FORMIGINE (Modena) – Pietro Corradini è il coordinatore tecnico della Scuderia Belle Epoque, a Corlo di Formigine, un pezzo della motor valley in cui i motori delle auto storiche, Formula 1 comprese, ricominciano a vibrare e suonare. Il padre casaro a Bosco di Scandiano, dal 2 febbraio 1970 meccanico motorista alla gestione Sportiva della Ferrari. Trent’anni di esperienza e di ricordi che qui prendono forma: “Per fare quello che facciamo bisogna essere malati di automobilismo, e io sono uno di quelli anche se alla mia età dovrei godermi le mie cose ma godo anche a riparare delle automobili, ad andare ancora in giro a sentire i rumori e i profumi dei gas di scarico”.
Era la fine degli anni ’70 quando Corradini fu invitato in Brasile da un italiano che gestiva una pista di Kart a San Paolo. In pista c’era un ragazzino che si chiamava Ayrton Senna: “Mi disse questo ragazzino va forte in kart, lo guardo negli occhi e gli dico ‘sali in macchina tieni frenato e il volante fermo e dritto’. Lui ha guardato Tino Gallone che era questo signore che lavorava lì a San Paolo e dice ‘Ma dice davvero?’. E lui è entrato in macchina per la prima volta. Poi siamo sempre stati in contatto. Quando eravamo in pista – lui gareggiava in Europa e venne a correre in Formula Ford e poi in Formula 3 – nelle gare concomitanti alla Formula Uno mi veniva sempre a trovare sapendo che io lo tenevo dentro al box nostro della Ferrari. Poi lo andavo a salutare quando correva in Formula uno, andavo a dargli l’in bocca al lupo in griglia”.
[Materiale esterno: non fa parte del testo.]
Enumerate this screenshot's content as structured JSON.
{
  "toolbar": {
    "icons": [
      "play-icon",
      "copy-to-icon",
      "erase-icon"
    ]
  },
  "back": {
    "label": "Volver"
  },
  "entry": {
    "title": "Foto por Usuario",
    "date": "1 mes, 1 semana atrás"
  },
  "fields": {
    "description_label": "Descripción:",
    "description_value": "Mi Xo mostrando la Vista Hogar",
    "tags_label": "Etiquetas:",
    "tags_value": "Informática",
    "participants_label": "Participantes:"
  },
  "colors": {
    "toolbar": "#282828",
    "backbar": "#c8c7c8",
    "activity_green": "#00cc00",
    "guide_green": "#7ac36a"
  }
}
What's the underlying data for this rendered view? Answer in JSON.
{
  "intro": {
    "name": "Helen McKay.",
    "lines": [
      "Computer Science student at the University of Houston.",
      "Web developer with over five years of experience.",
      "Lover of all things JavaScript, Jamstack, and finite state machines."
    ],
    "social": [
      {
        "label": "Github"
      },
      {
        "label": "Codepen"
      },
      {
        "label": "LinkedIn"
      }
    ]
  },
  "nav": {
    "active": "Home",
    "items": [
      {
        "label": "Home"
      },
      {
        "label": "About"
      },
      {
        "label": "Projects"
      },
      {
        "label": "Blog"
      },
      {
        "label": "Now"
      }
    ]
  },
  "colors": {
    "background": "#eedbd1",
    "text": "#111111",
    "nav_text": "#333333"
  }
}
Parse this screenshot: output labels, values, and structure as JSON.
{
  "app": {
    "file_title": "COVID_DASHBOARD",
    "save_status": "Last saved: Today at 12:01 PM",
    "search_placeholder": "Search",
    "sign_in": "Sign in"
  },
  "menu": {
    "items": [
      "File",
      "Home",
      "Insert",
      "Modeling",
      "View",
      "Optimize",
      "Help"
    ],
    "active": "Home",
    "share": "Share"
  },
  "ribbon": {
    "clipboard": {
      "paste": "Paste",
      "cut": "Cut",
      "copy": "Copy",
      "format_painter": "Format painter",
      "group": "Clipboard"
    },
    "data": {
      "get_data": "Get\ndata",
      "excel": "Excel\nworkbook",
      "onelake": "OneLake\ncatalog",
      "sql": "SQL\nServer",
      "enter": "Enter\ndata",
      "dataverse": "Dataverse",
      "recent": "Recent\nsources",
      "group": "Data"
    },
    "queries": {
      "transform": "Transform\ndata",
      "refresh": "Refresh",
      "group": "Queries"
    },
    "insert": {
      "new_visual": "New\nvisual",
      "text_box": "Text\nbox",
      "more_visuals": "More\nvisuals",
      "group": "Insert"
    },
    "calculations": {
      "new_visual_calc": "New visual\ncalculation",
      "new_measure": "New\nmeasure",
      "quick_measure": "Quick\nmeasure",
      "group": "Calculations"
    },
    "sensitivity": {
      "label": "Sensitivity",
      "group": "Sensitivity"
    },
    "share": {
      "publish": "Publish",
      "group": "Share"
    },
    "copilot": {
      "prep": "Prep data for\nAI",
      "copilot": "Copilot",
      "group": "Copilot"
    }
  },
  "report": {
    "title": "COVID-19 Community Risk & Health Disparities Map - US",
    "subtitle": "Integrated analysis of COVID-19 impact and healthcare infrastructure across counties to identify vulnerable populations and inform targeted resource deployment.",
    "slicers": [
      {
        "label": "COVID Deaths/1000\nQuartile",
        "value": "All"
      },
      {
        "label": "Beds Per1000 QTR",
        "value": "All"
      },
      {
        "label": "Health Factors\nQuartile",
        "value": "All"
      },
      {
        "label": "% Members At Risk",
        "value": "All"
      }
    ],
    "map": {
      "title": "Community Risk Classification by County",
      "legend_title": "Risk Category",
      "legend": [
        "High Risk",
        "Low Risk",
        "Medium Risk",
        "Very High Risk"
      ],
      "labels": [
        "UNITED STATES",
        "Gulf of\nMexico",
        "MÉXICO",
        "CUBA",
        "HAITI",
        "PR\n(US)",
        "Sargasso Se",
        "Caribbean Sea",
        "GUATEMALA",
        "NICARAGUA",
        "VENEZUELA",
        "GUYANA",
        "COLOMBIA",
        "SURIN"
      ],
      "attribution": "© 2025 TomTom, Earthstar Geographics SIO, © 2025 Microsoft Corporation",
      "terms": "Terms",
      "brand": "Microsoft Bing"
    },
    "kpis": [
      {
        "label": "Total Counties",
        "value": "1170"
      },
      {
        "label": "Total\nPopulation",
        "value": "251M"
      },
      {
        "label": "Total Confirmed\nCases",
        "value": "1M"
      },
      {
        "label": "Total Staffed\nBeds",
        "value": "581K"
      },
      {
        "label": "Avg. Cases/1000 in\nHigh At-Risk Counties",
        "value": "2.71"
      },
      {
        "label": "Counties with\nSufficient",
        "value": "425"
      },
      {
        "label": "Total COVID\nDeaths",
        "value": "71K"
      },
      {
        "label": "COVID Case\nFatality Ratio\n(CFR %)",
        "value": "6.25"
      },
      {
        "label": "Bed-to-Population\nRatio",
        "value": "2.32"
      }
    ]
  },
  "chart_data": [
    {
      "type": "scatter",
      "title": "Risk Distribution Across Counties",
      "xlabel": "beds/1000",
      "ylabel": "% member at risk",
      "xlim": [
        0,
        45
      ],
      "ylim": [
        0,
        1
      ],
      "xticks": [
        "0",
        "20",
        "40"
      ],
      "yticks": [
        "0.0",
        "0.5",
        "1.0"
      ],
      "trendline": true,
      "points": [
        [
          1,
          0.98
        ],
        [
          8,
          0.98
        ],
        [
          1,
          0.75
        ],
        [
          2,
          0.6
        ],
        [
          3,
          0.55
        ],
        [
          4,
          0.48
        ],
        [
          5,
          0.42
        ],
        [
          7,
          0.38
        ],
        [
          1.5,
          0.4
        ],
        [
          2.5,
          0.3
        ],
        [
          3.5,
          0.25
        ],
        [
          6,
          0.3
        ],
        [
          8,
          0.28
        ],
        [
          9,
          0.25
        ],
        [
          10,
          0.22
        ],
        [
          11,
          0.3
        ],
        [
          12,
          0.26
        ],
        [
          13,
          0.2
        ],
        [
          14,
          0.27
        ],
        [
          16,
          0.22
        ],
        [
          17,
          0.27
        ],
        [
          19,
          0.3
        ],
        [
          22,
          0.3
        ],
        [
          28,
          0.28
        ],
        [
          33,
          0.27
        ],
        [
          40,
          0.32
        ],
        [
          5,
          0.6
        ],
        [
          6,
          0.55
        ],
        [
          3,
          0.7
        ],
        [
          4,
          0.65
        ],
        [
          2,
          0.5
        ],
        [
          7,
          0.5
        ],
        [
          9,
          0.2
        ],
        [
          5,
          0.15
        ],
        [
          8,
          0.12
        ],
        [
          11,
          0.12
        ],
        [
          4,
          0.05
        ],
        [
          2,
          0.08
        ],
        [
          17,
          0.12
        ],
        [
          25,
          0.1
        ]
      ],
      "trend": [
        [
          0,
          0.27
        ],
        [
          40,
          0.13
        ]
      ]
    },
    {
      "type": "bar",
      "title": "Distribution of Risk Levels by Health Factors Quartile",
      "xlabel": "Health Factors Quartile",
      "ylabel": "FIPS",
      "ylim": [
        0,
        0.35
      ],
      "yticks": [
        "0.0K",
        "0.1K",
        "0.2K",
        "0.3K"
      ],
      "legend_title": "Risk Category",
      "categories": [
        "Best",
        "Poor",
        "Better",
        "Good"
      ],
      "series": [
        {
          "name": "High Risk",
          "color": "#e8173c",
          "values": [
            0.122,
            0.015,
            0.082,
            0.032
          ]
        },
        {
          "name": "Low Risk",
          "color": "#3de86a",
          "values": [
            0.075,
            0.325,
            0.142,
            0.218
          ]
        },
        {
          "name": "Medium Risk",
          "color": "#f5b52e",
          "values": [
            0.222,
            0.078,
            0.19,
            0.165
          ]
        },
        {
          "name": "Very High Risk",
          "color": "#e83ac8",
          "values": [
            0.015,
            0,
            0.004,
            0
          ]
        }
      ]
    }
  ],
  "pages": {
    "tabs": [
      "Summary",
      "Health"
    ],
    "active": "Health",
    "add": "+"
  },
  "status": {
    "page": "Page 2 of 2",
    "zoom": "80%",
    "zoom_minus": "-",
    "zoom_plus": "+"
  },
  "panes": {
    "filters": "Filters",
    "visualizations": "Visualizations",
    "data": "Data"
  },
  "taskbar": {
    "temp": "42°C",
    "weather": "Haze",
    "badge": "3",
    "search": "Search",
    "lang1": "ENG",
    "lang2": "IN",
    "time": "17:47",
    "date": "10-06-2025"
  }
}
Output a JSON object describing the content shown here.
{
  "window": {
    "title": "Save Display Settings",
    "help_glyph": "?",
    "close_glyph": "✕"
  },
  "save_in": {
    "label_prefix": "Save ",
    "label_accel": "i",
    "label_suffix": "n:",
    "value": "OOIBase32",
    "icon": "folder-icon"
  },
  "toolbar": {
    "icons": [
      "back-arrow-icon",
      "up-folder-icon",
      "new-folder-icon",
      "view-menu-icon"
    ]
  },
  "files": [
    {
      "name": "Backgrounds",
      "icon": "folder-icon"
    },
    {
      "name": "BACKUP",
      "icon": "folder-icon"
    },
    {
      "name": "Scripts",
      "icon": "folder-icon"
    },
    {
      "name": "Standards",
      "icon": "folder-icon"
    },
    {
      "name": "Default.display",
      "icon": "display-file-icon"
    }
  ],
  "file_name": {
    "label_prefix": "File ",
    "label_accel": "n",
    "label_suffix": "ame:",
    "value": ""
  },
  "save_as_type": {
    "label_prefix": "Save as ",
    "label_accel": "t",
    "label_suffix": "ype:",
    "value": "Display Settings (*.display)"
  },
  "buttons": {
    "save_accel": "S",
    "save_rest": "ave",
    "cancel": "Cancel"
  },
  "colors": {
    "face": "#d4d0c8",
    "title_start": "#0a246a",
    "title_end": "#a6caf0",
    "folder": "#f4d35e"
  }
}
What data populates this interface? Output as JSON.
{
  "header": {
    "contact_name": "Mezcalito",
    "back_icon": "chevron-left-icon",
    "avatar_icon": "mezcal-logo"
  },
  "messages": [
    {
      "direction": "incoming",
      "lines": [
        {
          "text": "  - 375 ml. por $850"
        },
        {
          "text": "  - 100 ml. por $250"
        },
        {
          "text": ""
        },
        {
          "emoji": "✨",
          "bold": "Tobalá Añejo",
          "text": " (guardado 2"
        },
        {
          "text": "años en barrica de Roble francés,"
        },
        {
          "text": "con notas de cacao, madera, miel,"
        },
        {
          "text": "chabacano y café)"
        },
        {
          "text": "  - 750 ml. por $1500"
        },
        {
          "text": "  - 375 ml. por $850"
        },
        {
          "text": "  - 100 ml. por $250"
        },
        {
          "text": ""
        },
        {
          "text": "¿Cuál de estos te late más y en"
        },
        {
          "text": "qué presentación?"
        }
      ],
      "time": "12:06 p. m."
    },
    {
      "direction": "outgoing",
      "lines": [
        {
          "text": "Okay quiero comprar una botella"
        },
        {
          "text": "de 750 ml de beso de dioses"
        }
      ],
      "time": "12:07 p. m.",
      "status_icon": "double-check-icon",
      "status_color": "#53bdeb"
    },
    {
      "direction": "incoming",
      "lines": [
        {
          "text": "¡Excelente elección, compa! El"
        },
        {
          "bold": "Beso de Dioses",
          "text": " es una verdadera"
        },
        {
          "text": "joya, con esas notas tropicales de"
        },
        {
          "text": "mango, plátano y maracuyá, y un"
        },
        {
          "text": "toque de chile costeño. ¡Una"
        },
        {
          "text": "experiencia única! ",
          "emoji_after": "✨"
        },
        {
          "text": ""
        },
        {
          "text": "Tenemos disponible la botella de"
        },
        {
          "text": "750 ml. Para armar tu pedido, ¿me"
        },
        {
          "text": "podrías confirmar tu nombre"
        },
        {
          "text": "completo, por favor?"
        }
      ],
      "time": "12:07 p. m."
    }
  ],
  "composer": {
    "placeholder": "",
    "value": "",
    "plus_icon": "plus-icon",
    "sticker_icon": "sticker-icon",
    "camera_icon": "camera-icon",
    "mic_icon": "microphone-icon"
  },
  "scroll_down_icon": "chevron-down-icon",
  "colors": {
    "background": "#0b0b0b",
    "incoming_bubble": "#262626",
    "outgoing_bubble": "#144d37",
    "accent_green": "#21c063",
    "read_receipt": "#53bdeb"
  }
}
E’ rimasto amico di Jody Sheckter, che segue agli eventi in giro per il mondo e ricorda bene la T4 che nel 1979 ha vinto il mondiale. Poi Clay Regazzoni e Michele Alboreto, il signore dei piloti: “Il pilota inteso come pilota era Gilles Villeneuve. ‘Aveva il coraggio, il coraggio e l’incoscenza”.
Testimone di una Formula Uno che appartiene ad un’altra era: “Ma sono sempre piloti, quelli di adesso forse sono più costruiti, dai simulatori, dal computer e non si godono quello che stanno facendo. Come ero tifosissimo di Gilles. Avevo percepito che era quello giusto, era semplice, aveva un giubbino sgualcito, lui era quello lì, aveva un casco dentro la sacca tutto sverniciato con ancora i moscerini della gara prima, deve essere così, il motorsport deve essere quello”.